The report says global fiber production rose from about 125 million tonnes in 2023 to 132 million tonnes in 2024. Polyester represented 59% of total fiber output, and Textile Exchange reported that 88% of polyester was fossil-based. Recycled polyester volume increased, but its market share slipped to 12%.

What The Report Says

Textile Exchange published the report on September 18, 2025. It covers fibers used across apparel, home textiles, footwear, and other applications. The organization says less than 1% of the global fiber market came from pre- and post-consumer recycled textiles, while most recycled polyester was still made from plastic bottles.

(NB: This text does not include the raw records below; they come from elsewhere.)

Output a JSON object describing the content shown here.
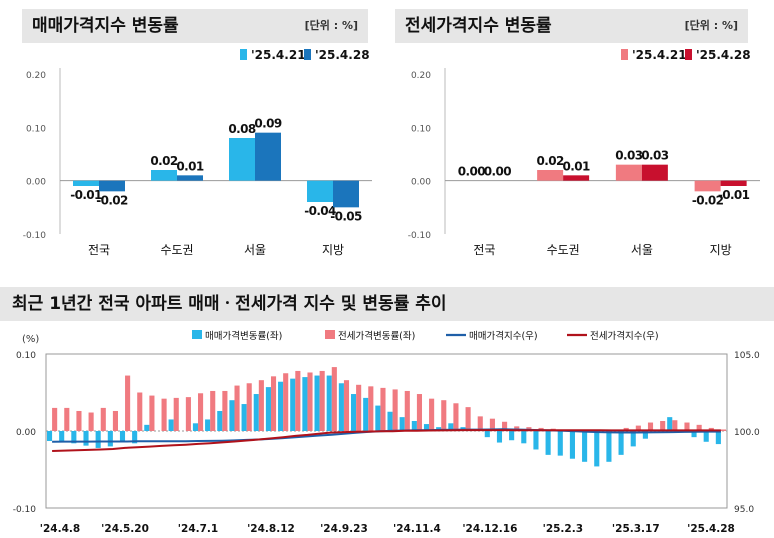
{
  "charts": {
    "sale": {
      "title": "매매가격지수 변동률",
      "unit": "[단위 : %]"
    },
    "jeonse": {
      "title": "전세가격지수 변동률",
      "unit": "[단위 : %]"
    },
    "trend": {
      "title": "최근 1년간 전국 아파트 매매ㆍ전세가격 지수 및 변동률 추이"
    }
  },
  "chart_data": [
    {
      "type": "bar",
      "title": "매매가격지수 변동률",
      "categories": [
        "전국",
        "수도권",
        "서울",
        "지방"
      ],
      "series": [
        {
          "name": "'25.4.21",
          "values": [
            -0.01,
            0.02,
            0.08,
            -0.04
          ],
          "labels": [
            "-0.01",
            "0.02",
            "0.08",
            "-0.04"
          ],
          "color": "#29b6e9"
        },
        {
          "name": "'25.4.28",
          "values": [
            -0.02,
            0.01,
            0.09,
            -0.05
          ],
          "labels": [
            "-0.02",
            "0.01",
            "0.09",
            "-0.05"
          ],
          "color": "#1b75bc"
        }
      ],
      "ylim": [
        -0.1,
        0.2
      ],
      "yticks": [
        "0.20",
        "0.10",
        "0.00",
        "-0.10"
      ],
      "ytick_values": [
        0.2,
        0.1,
        0.0,
        -0.1
      ],
      "legend": "top-right",
      "grid": false
    },
    {
      "type": "bar",
      "title": "전세가격지수 변동률",
      "categories": [
        "전국",
        "수도권",
        "서울",
        "지방"
      ],
      "series": [
        {
          "name": "'25.4.21",
          "values": [
            0.0,
            0.02,
            0.03,
            -0.02
          ],
          "labels": [
            "0.00",
            "0.02",
            "0.03",
            "-0.02"
          ],
          "color": "#f07a80"
        },
        {
          "name": "'25.4.28",
          "values": [
            0.0,
            0.01,
            0.03,
            -0.01
          ],
          "labels": [
            "0.00",
            "0.01",
            "0.03",
            "-0.01"
          ],
          "color": "#c8102e"
        }
      ],
      "ylim": [
        -0.1,
        0.2
      ],
      "yticks": [
        "0.20",
        "0.10",
        "0.00",
        "-0.10"
      ],
      "ytick_values": [
        0.2,
        0.1,
        0.0,
        -0.1
      ],
      "legend": "top-right",
      "grid": false
    },
    {
      "type": "bar",
      "title": "최근 1년간 전국 아파트 매매ㆍ전세가격 지수 및 변동률 추이",
      "x_tick_labels": [
        "'24.4.8",
        "'24.5.20",
        "'24.7.1",
        "'24.8.12",
        "'24.9.23",
        "'24.11.4",
        "'24.12.16",
        "'25.2.3",
        "'25.3.17",
        "'25.4.28"
      ],
      "x_tick_weeks": [
        0,
        6,
        12,
        18,
        24,
        30,
        36,
        42,
        48,
        54
      ],
      "left_axis": {
        "label": "(%)",
        "ylim": [
          -0.1,
          0.1
        ],
        "ticks": [
          "0.10",
          "0.00",
          "-0.10"
        ],
        "tick_values": [
          0.1,
          0.0,
          -0.1
        ]
      },
      "right_axis": {
        "ylim": [
          95.0,
          105.0
        ],
        "ticks": [
          "105.0",
          "100.0",
          "95.0"
        ],
        "tick_values": [
          105.0,
          100.0,
          95.0
        ]
      },
      "legend": "top",
      "series": [
        {
          "name": "매매가격변동률(좌)",
          "kind": "bar",
          "color": "#29b6e9",
          "values": [
            -0.013,
            -0.014,
            -0.016,
            -0.019,
            -0.022,
            -0.02,
            -0.013,
            -0.016,
            0.008,
            0.0,
            0.015,
            0.0,
            0.01,
            0.015,
            0.026,
            0.04,
            0.035,
            0.048,
            0.057,
            0.064,
            0.068,
            0.07,
            0.072,
            0.072,
            0.062,
            0.048,
            0.043,
            0.033,
            0.025,
            0.018,
            0.013,
            0.009,
            0.005,
            0.01,
            0.005,
            0.0,
            -0.008,
            -0.015,
            -0.012,
            -0.016,
            -0.024,
            -0.031,
            -0.032,
            -0.036,
            -0.04,
            -0.046,
            -0.04,
            -0.031,
            -0.02,
            -0.01,
            0.0,
            0.018,
            0.0,
            -0.008,
            -0.014,
            -0.017
          ]
        },
        {
          "name": "전세가격변동률(좌)",
          "kind": "bar",
          "color": "#f07a80",
          "values": [
            0.03,
            0.03,
            0.026,
            0.024,
            0.03,
            0.026,
            0.072,
            0.05,
            0.046,
            0.042,
            0.043,
            0.044,
            0.049,
            0.052,
            0.052,
            0.059,
            0.062,
            0.066,
            0.071,
            0.075,
            0.078,
            0.076,
            0.078,
            0.083,
            0.066,
            0.06,
            0.058,
            0.056,
            0.054,
            0.052,
            0.048,
            0.042,
            0.04,
            0.036,
            0.031,
            0.019,
            0.016,
            0.012,
            0.006,
            0.005,
            0.004,
            0.003,
            0.001,
            0.0,
            0.0,
            0.0,
            0.0,
            0.004,
            0.007,
            0.011,
            0.013,
            0.014,
            0.011,
            0.008,
            0.004,
            0.002
          ]
        },
        {
          "name": "매매가격지수(우)",
          "kind": "line",
          "color": "#1f5fa8",
          "values": [
            99.3,
            99.31,
            99.31,
            99.31,
            99.32,
            99.32,
            99.32,
            99.33,
            99.33,
            99.34,
            99.34,
            99.34,
            99.35,
            99.36,
            99.37,
            99.39,
            99.42,
            99.45,
            99.49,
            99.54,
            99.59,
            99.65,
            99.71,
            99.76,
            99.82,
            99.88,
            99.94,
            99.98,
            100.01,
            100.03,
            100.05,
            100.06,
            100.07,
            100.08,
            100.09,
            100.09,
            100.1,
            100.11,
            100.1,
            100.08,
            100.06,
            100.04,
            100.01,
            99.98,
            99.95,
            99.93,
            99.91,
            99.9,
            99.9,
            99.91,
            99.92,
            99.93,
            99.94,
            99.95,
            99.96,
            99.96
          ]
        },
        {
          "name": "전세가격지수(우)",
          "kind": "line",
          "color": "#b0121b",
          "values": [
            98.7,
            98.73,
            98.75,
            98.77,
            98.8,
            98.83,
            98.9,
            98.95,
            98.99,
            99.03,
            99.07,
            99.11,
            99.16,
            99.21,
            99.26,
            99.32,
            99.38,
            99.45,
            99.52,
            99.6,
            99.68,
            99.75,
            99.83,
            99.9,
            99.93,
            99.95,
            99.96,
            99.98,
            99.99,
            100.01,
            100.02,
            100.03,
            100.04,
            100.05,
            100.06,
            100.06,
            100.06,
            100.06,
            100.05,
            100.05,
            100.05,
            100.05,
            100.05,
            100.05,
            100.05,
            100.05,
            100.04,
            100.04,
            100.04,
            100.04,
            100.04,
            100.04,
            100.04,
            100.04,
            100.04,
            100.04
          ]
        }
      ]
    }
  ]
}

The report also recorded progress in certified sources: 34% of global cotton production came from certified sources, and two-thirds of manmade cellulosic fibers were produced using certified or controlled feedstock. These figures describe the global market; they do not prove that a particular curtain fabric or supplier is certified.

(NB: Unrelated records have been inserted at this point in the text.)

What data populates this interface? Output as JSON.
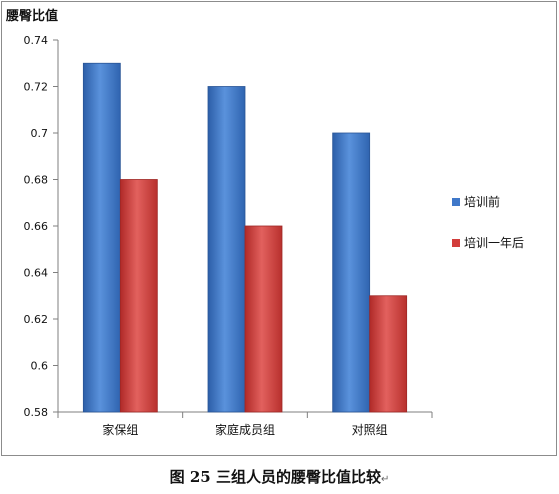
{
  "chart_data": {
    "type": "bar",
    "title": "腰臀比值",
    "categories": [
      "家保组",
      "家庭成员组",
      "对照组"
    ],
    "series": [
      {
        "name": "培训前",
        "values": [
          0.73,
          0.72,
          0.7
        ],
        "color": "#3f78c9"
      },
      {
        "name": "培训一年后",
        "values": [
          0.68,
          0.66,
          0.63
        ],
        "color": "#d23d3b"
      }
    ],
    "ylim": [
      0.58,
      0.74
    ],
    "yticks": [
      "0.74",
      "0.72",
      "0.7",
      "0.68",
      "0.66",
      "0.64",
      "0.62",
      "0.6",
      "0.58"
    ],
    "xlabel": "",
    "ylabel": "",
    "grid": false,
    "legend_position": "right"
  },
  "caption": {
    "text": "图 25  三组人员的腰臀比值比较",
    "mark": "↵"
  }
}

Why This Matters For Curtain Buyers

Polyester remains central to blackout curtains, sheers, outdoor curtains, linings, and many private-label curtain programs because it offers stable production, color options, and practical performance. The market data does not mean buyers must avoid polyester. It means recycled, certified, or lower-impact claims need a traceable evidence route.

When comparing private-label curtain manufacturing, buyers should distinguish the approved fabric composition from the marketing wording printed on labels, packaging, or online listings. A supplier sample, fiber-content declaration, certificate, transaction document, and bulk lot should refer to the same material route.

Procurement Impact

Buyer Action Checklist

  1. Request fiber composition and fabric construction for each sampled option.
  2. Ask which claims can be supported by current documentation.
  3. Verify certificate ownership, scope, validity, and transaction requirements.
  4. Approve label and packaging wording only after the evidence route is clear.
  5. Keep the approved material record with the sample and bulk-order specification.

BEYOND-CURTAIN View

The practical sourcing goal is consistency. A buyer should be able to connect the physical swatch, finished curtain sample, specification sheet, label wording, packaging artwork, and repeat-order fabric code. This is more useful than adding a broad sustainability phrase that cannot be checked.

Sources

Source checked June 19, 2026. The percentages above describe global fiber production and do not establish the composition or certification of any individual BEYOND-CURTAIN product.